O Estado de São Paulo : 24/07/2012

Não há muito tempo, quando o país ainda tentava sair de duas décadas de estagnação, tornou-se usual comparar nossas desventuras ao voo de uma galinha. A comparação remetia à vulnerabilidade do balanço de pagamentos, que demandava  desvalorizações cambiais espasmódicas, que pressionavam a inflação e exigiam elevações periódicas nas taxas de juros, estancando o crescimento. Muita coisa mudou. O excesso de reservas, quem diria, passou a ser visto como um problema. A economia, no entanto, voltou a patinar. Estamos parando.

Culpar apenas a crise internacional é descabido.  Seria melhor se o mundo não tivesse se transformado em um lugar tão perigoso, mas as conexões que mantemos com o resto do globo são limitadas. O Brasil é uma economia ensimesmada. Somos locais. As exportações representam uma parcela pequena do PIB, o financiamento internacional é apenas complementar, os bancos brasileiros dominam o mercado, o financiamento da dívida pública é feito quase totalmente por brasileiros. Nossa estagnação reflete, predominantemente, nossas próprias fraquezas e é, na sua maior parte, explicada pela conjugação entre o esgotamento de um ciclo de endividamento acoplado ao exaurimento do padrão de crescimento industrial.   A história do crédito é conhecida. Em números: nos dez anos terminados em 2011, o crédito total na economia brasileira cresceu mais de 500%. No ano passado, no entanto, a inadimplência deu um salto (35%), continuou crescendo e forçou os bancos a uma política de crédito mais seletiva. Um típico sofisma da composição, ensinado no primeiro ano dos cursos de Economia. Se cada um dos bancos corta o crédito, todos, no conjunto, tendem a ter mais inadimplência – porque a produção e a renda se contraem. Assim funciona uma economia de mercado (a alternativa seria uma planilha do Gosplan, o que ainda não se cogita).  Com o tempo – nada como o tempo para passar – as famílias vão gradativamente recuperar a capacidade e o apetite para um novo ciclo de crédito.

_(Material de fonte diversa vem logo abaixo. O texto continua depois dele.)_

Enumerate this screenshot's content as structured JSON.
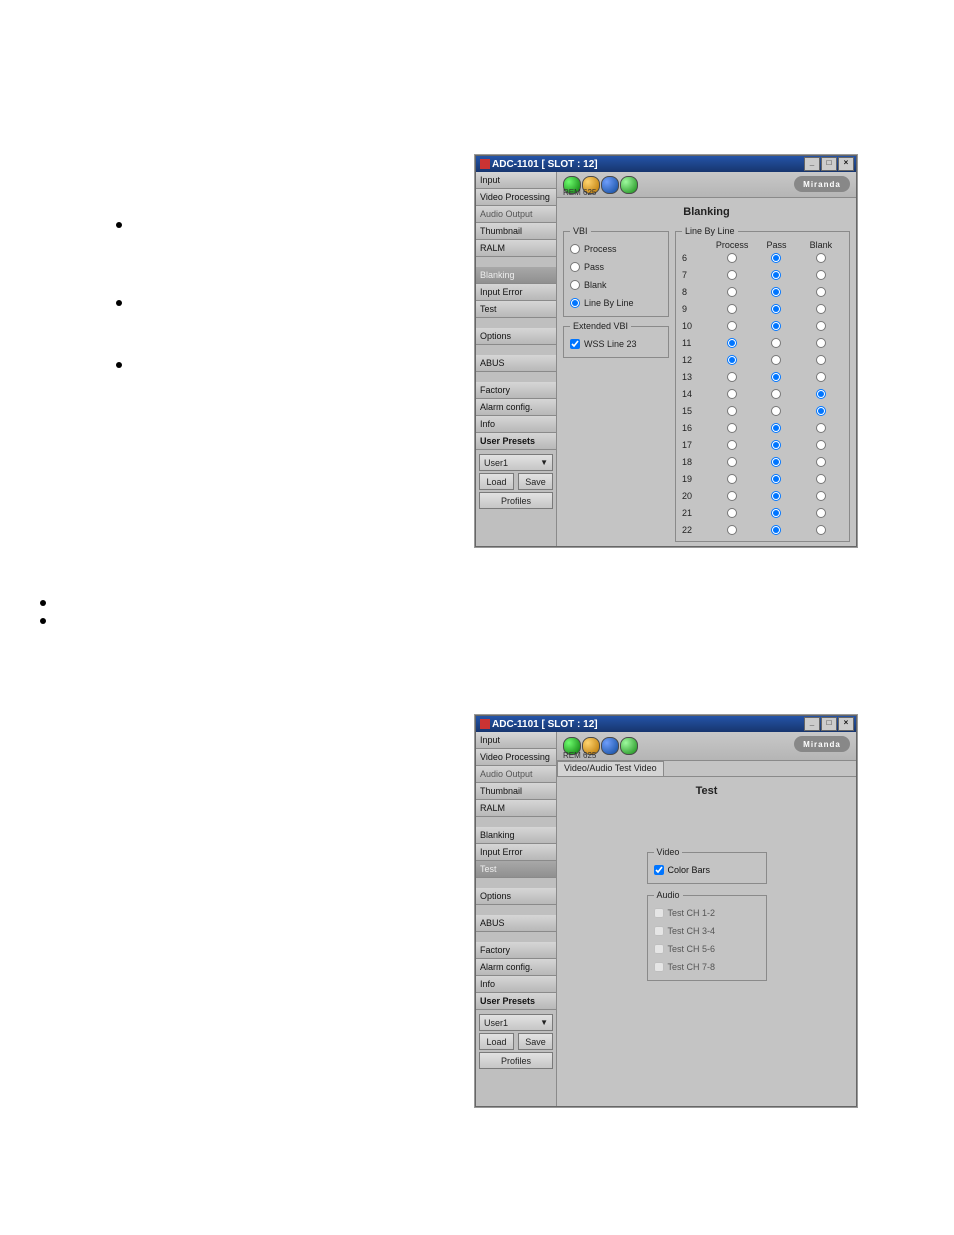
{
  "sidebar": [
    {
      "label": "Input",
      "active": false,
      "dim": false
    },
    {
      "label": "Video Processing",
      "active": false,
      "dim": false
    },
    {
      "label": "Audio Output",
      "active": false,
      "dim": true
    },
    {
      "label": "Thumbnail",
      "active": false,
      "dim": false
    },
    {
      "label": "RALM",
      "active": false,
      "dim": false
    },
    {
      "label": "",
      "spacer": true
    },
    {
      "label": "Blanking",
      "active": true,
      "dim": false
    },
    {
      "label": "Input Error",
      "active": false,
      "dim": false
    },
    {
      "label": "Test",
      "active": false,
      "dim": false
    },
    {
      "label": "",
      "spacer": true
    },
    {
      "label": "Options",
      "active": false,
      "dim": false
    },
    {
      "label": "",
      "spacer": true
    },
    {
      "label": "ABUS",
      "active": false,
      "dim": false
    },
    {
      "label": "",
      "spacer": true
    },
    {
      "label": "Factory",
      "active": false,
      "dim": false
    },
    {
      "label": "Alarm config.",
      "active": false,
      "dim": false
    },
    {
      "label": "Info",
      "active": false,
      "dim": false
    }
  ],
  "sidebar2_active_index": 8,
  "user_presets": {
    "title": "User Presets",
    "selected": "User1",
    "load": "Load",
    "save": "Save",
    "profiles": "Profiles"
  },
  "title": "ADC-1101 [ SLOT : 12]",
  "brand": "Miranda",
  "hdr_label": "REM 625",
  "win1": {
    "page_title": "Blanking",
    "vbi": {
      "legend": "VBI",
      "opts": [
        "Process",
        "Pass",
        "Blank",
        "Line By Line"
      ],
      "selected": 3
    },
    "extvbi": {
      "legend": "Extended VBI",
      "chk_label": "WSS Line 23",
      "chk": true
    },
    "lbl": {
      "legend": "Line By Line",
      "cols": [
        "Process",
        "Pass",
        "Blank"
      ],
      "rows": [
        {
          "n": "6",
          "sel": 1
        },
        {
          "n": "7",
          "sel": 1
        },
        {
          "n": "8",
          "sel": 1
        },
        {
          "n": "9",
          "sel": 1
        },
        {
          "n": "10",
          "sel": 1
        },
        {
          "n": "11",
          "sel": 0
        },
        {
          "n": "12",
          "sel": 0
        },
        {
          "n": "13",
          "sel": 1
        },
        {
          "n": "14",
          "sel": 2
        },
        {
          "n": "15",
          "sel": 2
        },
        {
          "n": "16",
          "sel": 1
        },
        {
          "n": "17",
          "sel": 1
        },
        {
          "n": "18",
          "sel": 1
        },
        {
          "n": "19",
          "sel": 1
        },
        {
          "n": "20",
          "sel": 1
        },
        {
          "n": "21",
          "sel": 1
        },
        {
          "n": "22",
          "sel": 1
        }
      ]
    }
  },
  "win2": {
    "tab": "Video/Audio Test Video",
    "page_title": "Test",
    "video": {
      "legend": "Video",
      "cb_label": "Color Bars",
      "cb": true
    },
    "audio": {
      "legend": "Audio",
      "items": [
        {
          "label": "Test CH 1-2",
          "chk": false,
          "enabled": false
        },
        {
          "label": "Test CH 3-4",
          "chk": false,
          "enabled": false
        },
        {
          "label": "Test CH 5-6",
          "chk": false,
          "enabled": false
        },
        {
          "label": "Test CH 7-8",
          "chk": false,
          "enabled": false
        }
      ]
    }
  }
}
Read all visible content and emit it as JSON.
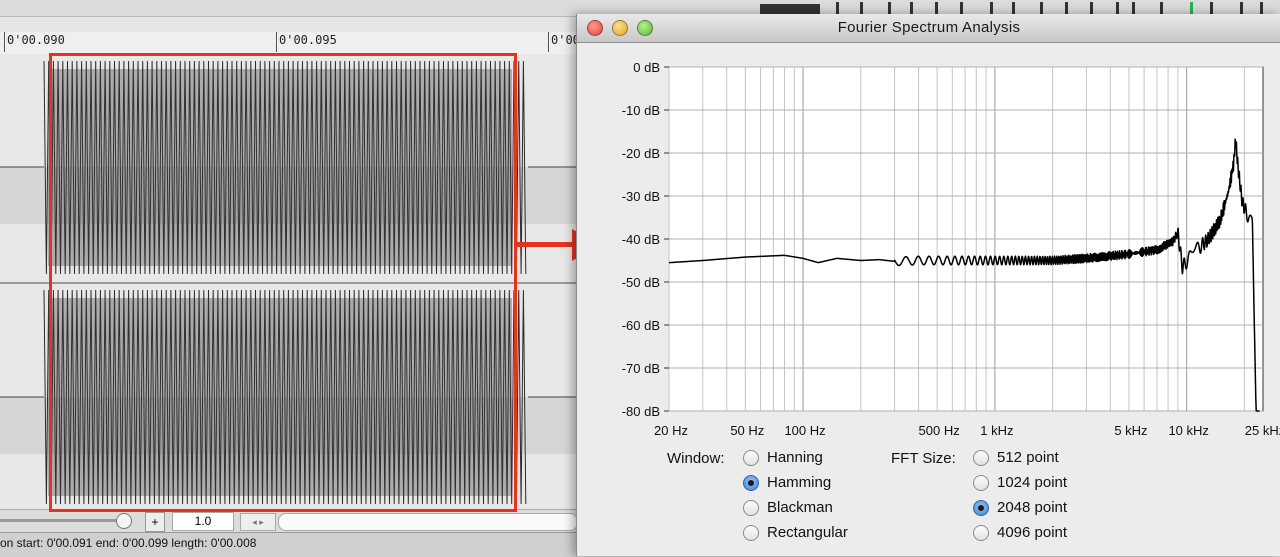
{
  "editor": {
    "timeline_ticks": [
      "0'00.090",
      "0'00.095",
      "0'00"
    ],
    "zoom_in_icon": "+",
    "zoom_value": "1.0",
    "scroll_arrows": "◂ ▸",
    "status": "on start: 0'00.091 end: 0'00.099 length: 0'00.008"
  },
  "spectrum_window": {
    "title": "Fourier Spectrum Analysis",
    "icons": {
      "close": "close-icon",
      "minimize": "minimize-icon",
      "zoom": "zoom-icon"
    },
    "window_label": "Window:",
    "window_options": [
      {
        "label": "Hanning",
        "checked": false
      },
      {
        "label": "Hamming",
        "checked": true
      },
      {
        "label": "Blackman",
        "checked": false
      },
      {
        "label": "Rectangular",
        "checked": false
      }
    ],
    "fft_label": "FFT Size:",
    "fft_options": [
      {
        "label": "512 point",
        "checked": false
      },
      {
        "label": "1024 point",
        "checked": false
      },
      {
        "label": "2048 point",
        "checked": true
      },
      {
        "label": "4096 point",
        "checked": false
      }
    ]
  },
  "chart_data": {
    "type": "line",
    "x_scale": "log",
    "xlim_hz": [
      20,
      25000
    ],
    "ylim_db": [
      -80,
      0
    ],
    "grid": true,
    "x_tick_labels": [
      {
        "hz": 20,
        "label": "20 Hz"
      },
      {
        "hz": 50,
        "label": "50 Hz"
      },
      {
        "hz": 100,
        "label": "100 Hz"
      },
      {
        "hz": 500,
        "label": "500 Hz"
      },
      {
        "hz": 1000,
        "label": "1 kHz"
      },
      {
        "hz": 5000,
        "label": "5 kHz"
      },
      {
        "hz": 10000,
        "label": "10 kHz"
      },
      {
        "hz": 25000,
        "label": "25 kHz"
      }
    ],
    "y_tick_labels": [
      {
        "db": 0,
        "label": "0 dB"
      },
      {
        "db": -10,
        "label": "-10 dB"
      },
      {
        "db": -20,
        "label": "-20 dB"
      },
      {
        "db": -30,
        "label": "-30 dB"
      },
      {
        "db": -40,
        "label": "-40 dB"
      },
      {
        "db": -50,
        "label": "-50 dB"
      },
      {
        "db": -60,
        "label": "-60 dB"
      },
      {
        "db": -70,
        "label": "-70 dB"
      },
      {
        "db": -80,
        "label": "-80 dB"
      }
    ],
    "series": [
      {
        "x_hz": [
          20,
          30,
          50,
          80,
          100,
          120,
          150,
          200,
          250,
          300,
          400,
          500,
          700,
          1000,
          2000,
          3000,
          5000,
          7000,
          8500,
          9000,
          9500,
          11000,
          13000,
          15000,
          16500,
          17500,
          18000,
          18500,
          19500,
          21000,
          22000,
          23000,
          23500,
          24000
        ],
        "y_db": [
          -45.5,
          -45.0,
          -44.2,
          -43.8,
          -44.5,
          -45.5,
          -44.5,
          -45.0,
          -44.8,
          -45.2,
          -45.0,
          -45.0,
          -45.0,
          -45.0,
          -45.0,
          -44.5,
          -43.5,
          -42.5,
          -40.5,
          -38.5,
          -46.5,
          -43.0,
          -40.0,
          -35.5,
          -29.0,
          -23.0,
          -17.0,
          -23.0,
          -31.5,
          -35.0,
          -36.5,
          -80.0,
          -80.0,
          -80.0
        ],
        "ripple_start_hz": 300,
        "ripple_amplitude_db": 1.0
      }
    ]
  }
}
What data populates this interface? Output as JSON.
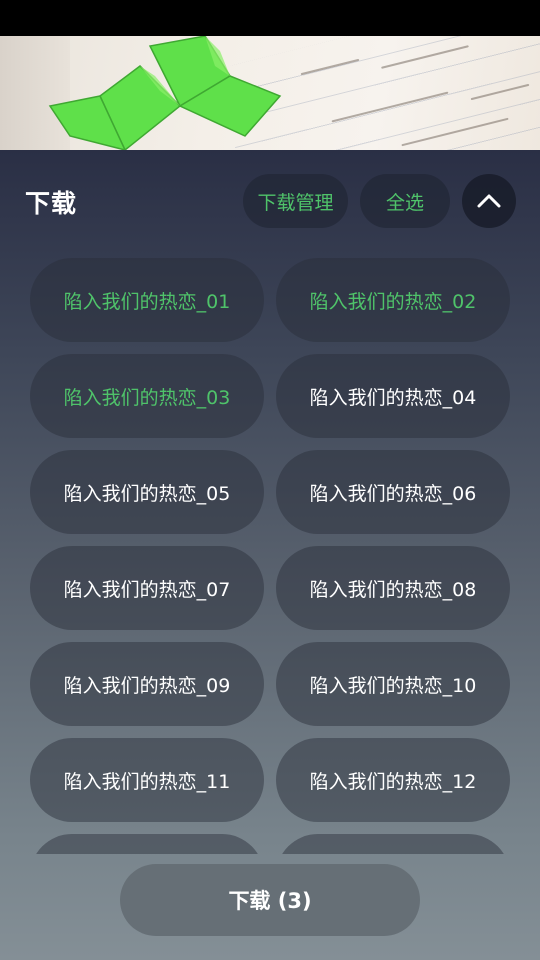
{
  "header": {
    "title": "下载",
    "manage_label": "下载管理",
    "select_all_label": "全选",
    "collapse_icon": "chevron-up-icon"
  },
  "colors": {
    "accent_green": "#4fc36a",
    "sheet_top": "#2a2f45",
    "sheet_bottom": "#848f96"
  },
  "episodes": [
    {
      "label": "陷入我们的热恋_01",
      "selected": true
    },
    {
      "label": "陷入我们的热恋_02",
      "selected": true
    },
    {
      "label": "陷入我们的热恋_03",
      "selected": true
    },
    {
      "label": "陷入我们的热恋_04",
      "selected": false
    },
    {
      "label": "陷入我们的热恋_05",
      "selected": false
    },
    {
      "label": "陷入我们的热恋_06",
      "selected": false
    },
    {
      "label": "陷入我们的热恋_07",
      "selected": false
    },
    {
      "label": "陷入我们的热恋_08",
      "selected": false
    },
    {
      "label": "陷入我们的热恋_09",
      "selected": false
    },
    {
      "label": "陷入我们的热恋_10",
      "selected": false
    },
    {
      "label": "陷入我们的热恋_11",
      "selected": false
    },
    {
      "label": "陷入我们的热恋_12",
      "selected": false
    },
    {
      "label": "",
      "selected": false
    },
    {
      "label": "",
      "selected": false
    }
  ],
  "footer": {
    "download_label": "下载 (3)"
  }
}
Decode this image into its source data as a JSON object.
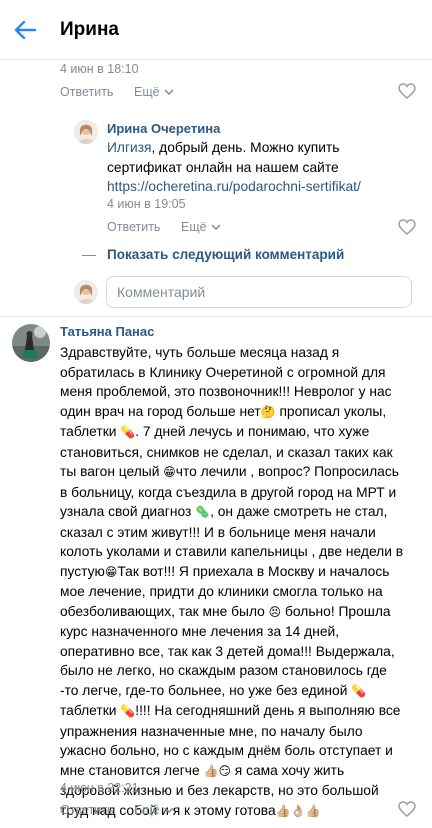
{
  "header": {
    "title": "Ирина"
  },
  "top_comment": {
    "time": "4 июн в 18:10",
    "reply_label": "Ответить",
    "more_label": "Ещё"
  },
  "reply": {
    "author": "Ирина Очеретина",
    "addressee": "Илгизя",
    "text_after": ", добрый день. Можно купить сертификат онлайн на нашем сайте",
    "url": "https://ocheretina.ru/podarochni-sertifikat/",
    "time": "4 июн в 19:05",
    "reply_label": "Ответить",
    "more_label": "Ещё"
  },
  "show_next": {
    "label": "Показать следующий комментарий"
  },
  "comment_input": {
    "placeholder": "Комментарий"
  },
  "comment": {
    "author": "Татьяна Панас",
    "lines": [
      "Здравствуйте, чуть больше месяца назад я",
      "обратилась в Клинику Очеретиной с огромной для",
      "меня проблемой, это позвоночник!!! Невролог у нас",
      "один врач на город больше нет",
      " прописал уколы,",
      "таблетки",
      ". 7 дней лечусь и понимаю, что хуже",
      "становиться, снимков не сделал, и сказал таких как",
      "ты вагон целый ",
      "что лечили , вопрос? Попросилась",
      "в больницу, когда съездила в другой город на МРТ и",
      "узнала свой диагноз ",
      ", он даже смотреть не стал,",
      "сказал с этим живут!!! И в больнице меня начали",
      "колоть уколами и ставили капельницы , две недели в",
      "пустую",
      "Так вот!!! Я приехала в Москву и началось",
      "мое лечение, придти до клиники смогла только на",
      "обезболивающих, так мне было ",
      " больно! Прошла",
      "курс назначенного мне лечения за 14 дней,",
      "оперативно все, так как 3 детей дома!!! Выдержала,",
      "было не легко, но скаждым разом становилось где",
      "-то легче, где-то больнее, но уже без единой ",
      "таблетки ",
      "!!!! На сегодняшний день я выполняю все",
      "упражнения назначенные мне, по началу было",
      "ужасно больно, но с каждым днём боль отступает и",
      "мне становится легче ",
      " я сама хочу жить",
      "здоровой жизнью и без лекарств, но это большой",
      "труд над собой и я к этому готова"
    ],
    "time": "4 июн в 22:21",
    "reply_label": "Ответить",
    "more_label": "Ещё"
  },
  "colors": {
    "link": "#2a5885",
    "muted": "#818c99",
    "accent": "#2688eb",
    "divider": "#e7e8ec"
  },
  "icons": [
    "back-arrow-icon",
    "chevron-down-icon",
    "heart-icon",
    "thinking-emoji",
    "pill-emoji",
    "grin-emoji",
    "microbe-emoji",
    "persevere-emoji",
    "thumbs-up-emoji",
    "ok-hand-emoji",
    "wink-emoji"
  ]
}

A vulnerabilidade da indústria é mais complexa, porque nem o tempo resolve. O setor vem sendo esmagado por custos crescentes e progressiva exposição aos produtos importados. Também em números: nos dez anos terminados em 2011, o custo da energia elétrica industrial aumentou 165%, para uma inflação medida pelo IPCA de 88%. Os salários industriais, por sua vez, subiram 134%, ao passo que o recolhimento de IPI saltou quase o mesmo, 133%. O valor do dólar, no entanto, caiu 28%, o que ofereceu a indústria à concorrência predatória das importações (a importação de bens duráveis, medida em reais, subiu 764% neste período). Neste contexto, o único ‘espírito animal’ que ainda resta no empresariado é o medo, muito medo. Mitigar esta defasagem exigiria ganhos de produtividade extremamente significativos, o que não está na pauta. O INSEAD divulgou há dias pesquisa internacional sobre inovação e ambiente de negócios que realizou em conjunto com a Organização Internacional de Propriedade Intelectual. O Brasil foi classificado em 58º lugar, atrás de países como Jordânia, Croácia e Omã. No quesito “ambiente de negócios” ficamos em 127º lugar, atrás do Burundi.

As frenéticas medidas pontuais que o governo vem tomando não resolverão nossos problemas estruturais. Reformas amplas, por outro lado, estão além do raio de manobra política da atual gestão, que se equilibra sobre uma coalisão bizarra e fica, assim, premida por interesses difusos e contraditórios. Resta torcer para que a Europa não se desintegre, que a China passe muito bem e que o tempo se encarregue de  preparar um novo ciclo de consumo baseado no crédito. Sem mudanças estruturais, porém, mais uma vez parte expressiva desta demanda vazará para o exterior na forma de aumento das importações, o que poderá tornar o crescimento cronicamente mirrado. Galinhas não voam. Galinhas ciscam para trás.